Le projet d’électrification du territoire de Muanda, dans la province du Kongo Central, a été au centre d’une réunion stratégique présidée par la Ministre d’État, Ministre des Hydrocarbures, Acacia Bandubola Mbongo, le mercredi 27 mai à Kinshasa. Une rencontre décisive qui a permis de clarifier les responsabilités des différents acteurs impliqués et de relancer un dossier jugé prioritaire pour les populations locales.
Autour de la table, les députés nationaux élus de Muanda, les représentants de l’Agence Nationale de l’Électrification et des Services Énergétiques en milieux rural et périurbain (ANSER), ainsi que les responsables de la société pétrolière PERENCO ont pris part à cette séance de travail centrée sur un point unique : la coordination technique et opérationnelle du projet.
Dans son intervention, Acacia Bandubola a insisté sur l’urgence de concrétiser cette initiative structurante, rappelant son importance stratégique pour le développement socio-économique de Muanda. Elle a souligné que l’accès à l’électricité constitue un levier essentiel pour améliorer les conditions de vie, soutenir les activités productives et renforcer la stabilité locale.
« Les populations de Muanda attendent depuis longtemps une amélioration concrète de la desserte énergétique. Ce dossier ne peut plus souffrir de retard », a-t-elle laissé entendre au cours des échanges, réaffirmant la volonté du gouvernement d’accélérer la mise en œuvre du projet.

Les discussions techniques ont permis de lever plusieurs zones d’ombre, notamment sur la répartition des responsabilités entre les partenaires impliqués. Contrairement à certaines perceptions initiales, les échanges ont mis en évidence que les principales difficultés sont liées aux contraintes opérationnelles et financières rencontrées par ANSER dans la phase d’exécution.
Le projet repose notamment sur la remise en service de deux groupes thermiques essentiels, chacun disposant d’une capacité de 2,5 mégawatts. Ces équipements, considérés comme stratégiques, doivent permettre de stabiliser durablement l’alimentation électrique du territoire et d’améliorer significativement la desserte.

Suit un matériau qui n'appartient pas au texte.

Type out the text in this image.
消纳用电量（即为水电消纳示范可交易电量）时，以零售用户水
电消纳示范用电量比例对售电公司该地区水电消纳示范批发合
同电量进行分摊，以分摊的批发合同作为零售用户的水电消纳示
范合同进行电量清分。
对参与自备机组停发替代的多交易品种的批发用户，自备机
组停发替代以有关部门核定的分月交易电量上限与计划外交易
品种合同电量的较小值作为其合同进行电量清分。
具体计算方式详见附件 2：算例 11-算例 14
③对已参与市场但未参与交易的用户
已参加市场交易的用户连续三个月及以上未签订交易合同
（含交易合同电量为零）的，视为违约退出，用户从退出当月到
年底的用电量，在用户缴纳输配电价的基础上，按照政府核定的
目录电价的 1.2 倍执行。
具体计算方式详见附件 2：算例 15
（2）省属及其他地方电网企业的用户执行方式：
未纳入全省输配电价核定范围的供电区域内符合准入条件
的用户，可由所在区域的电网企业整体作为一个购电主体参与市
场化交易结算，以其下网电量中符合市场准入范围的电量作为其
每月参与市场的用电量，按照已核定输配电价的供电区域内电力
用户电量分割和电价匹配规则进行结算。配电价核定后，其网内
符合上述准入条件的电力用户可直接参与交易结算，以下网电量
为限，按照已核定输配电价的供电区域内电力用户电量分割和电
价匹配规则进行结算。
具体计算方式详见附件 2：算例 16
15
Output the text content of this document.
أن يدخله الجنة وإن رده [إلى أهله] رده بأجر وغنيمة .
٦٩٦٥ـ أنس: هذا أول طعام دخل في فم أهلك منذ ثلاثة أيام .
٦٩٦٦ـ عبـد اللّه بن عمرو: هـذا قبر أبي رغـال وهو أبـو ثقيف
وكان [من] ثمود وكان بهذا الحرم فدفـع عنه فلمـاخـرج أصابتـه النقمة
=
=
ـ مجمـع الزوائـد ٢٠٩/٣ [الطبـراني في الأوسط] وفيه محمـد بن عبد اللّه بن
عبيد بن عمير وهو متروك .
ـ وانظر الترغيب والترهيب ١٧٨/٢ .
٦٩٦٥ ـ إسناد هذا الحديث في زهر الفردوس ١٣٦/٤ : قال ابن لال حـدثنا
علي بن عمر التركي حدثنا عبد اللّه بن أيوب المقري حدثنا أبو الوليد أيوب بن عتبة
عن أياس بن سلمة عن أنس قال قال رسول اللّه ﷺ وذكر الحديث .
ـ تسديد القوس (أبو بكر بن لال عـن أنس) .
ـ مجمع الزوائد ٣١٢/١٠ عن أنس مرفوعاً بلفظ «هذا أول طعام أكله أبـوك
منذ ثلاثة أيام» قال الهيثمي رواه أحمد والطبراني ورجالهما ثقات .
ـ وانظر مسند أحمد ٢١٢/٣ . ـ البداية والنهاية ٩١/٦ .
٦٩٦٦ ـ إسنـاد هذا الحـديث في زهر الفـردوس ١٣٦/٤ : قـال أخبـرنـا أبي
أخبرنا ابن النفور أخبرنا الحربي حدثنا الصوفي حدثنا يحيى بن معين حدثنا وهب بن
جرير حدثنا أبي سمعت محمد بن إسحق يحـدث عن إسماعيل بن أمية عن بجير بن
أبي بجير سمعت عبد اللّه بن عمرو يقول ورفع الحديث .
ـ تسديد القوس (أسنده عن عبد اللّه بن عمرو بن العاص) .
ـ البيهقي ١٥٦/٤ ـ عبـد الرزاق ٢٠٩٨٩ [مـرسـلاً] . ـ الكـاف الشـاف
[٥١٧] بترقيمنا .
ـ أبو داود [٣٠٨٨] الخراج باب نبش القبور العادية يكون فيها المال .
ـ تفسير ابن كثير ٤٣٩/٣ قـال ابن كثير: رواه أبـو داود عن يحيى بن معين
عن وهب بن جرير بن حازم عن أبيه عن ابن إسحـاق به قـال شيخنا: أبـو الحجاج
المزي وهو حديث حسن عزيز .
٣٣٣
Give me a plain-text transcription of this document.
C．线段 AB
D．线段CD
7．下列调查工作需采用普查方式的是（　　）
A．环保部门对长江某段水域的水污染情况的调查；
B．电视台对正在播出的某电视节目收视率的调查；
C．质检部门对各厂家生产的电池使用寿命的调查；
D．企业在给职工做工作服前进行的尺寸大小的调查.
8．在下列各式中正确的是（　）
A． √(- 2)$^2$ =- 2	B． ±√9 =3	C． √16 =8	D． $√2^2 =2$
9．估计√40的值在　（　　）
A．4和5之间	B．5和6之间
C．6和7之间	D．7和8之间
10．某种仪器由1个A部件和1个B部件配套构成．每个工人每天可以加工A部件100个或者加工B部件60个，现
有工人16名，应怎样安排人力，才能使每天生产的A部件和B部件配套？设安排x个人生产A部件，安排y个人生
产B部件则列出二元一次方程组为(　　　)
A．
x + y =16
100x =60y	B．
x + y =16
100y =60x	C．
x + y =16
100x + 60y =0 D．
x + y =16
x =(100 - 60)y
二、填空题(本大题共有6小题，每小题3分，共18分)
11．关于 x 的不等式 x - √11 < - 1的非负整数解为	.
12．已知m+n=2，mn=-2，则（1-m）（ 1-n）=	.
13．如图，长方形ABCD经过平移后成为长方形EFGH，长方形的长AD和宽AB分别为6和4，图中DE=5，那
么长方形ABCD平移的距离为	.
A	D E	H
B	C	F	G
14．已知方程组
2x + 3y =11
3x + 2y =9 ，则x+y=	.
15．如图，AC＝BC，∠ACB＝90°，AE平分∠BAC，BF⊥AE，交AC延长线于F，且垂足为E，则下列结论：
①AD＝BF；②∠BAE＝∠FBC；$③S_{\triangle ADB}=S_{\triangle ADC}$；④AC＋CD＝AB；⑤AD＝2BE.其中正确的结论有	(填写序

Toutefois, leur remplacement nécessite un investissement estimé à environ six millions de dollars américains, un montant que l’ANSER n’est pas encore en mesure de mobiliser dans l’immédiat. Cette situation constitue un frein majeur à l’avancement du projet, malgré les attentes pressantes de la population.
En parallèle, le gouvernement de la République a déjà débloqué une enveloppe de dix millions de dollars américains pour soutenir les opérations d’électrification de Muanda, témoignant de l’engagement des autorités en faveur de ce projet structurant.
Le gouvernement entende désormais accélérer la coordination entre les différents partenaires afin de transformer rapidement les engagements en résultats concrets sur le terrain, dans une logique de réponse aux besoins énergétiques des populations du Kongo Central.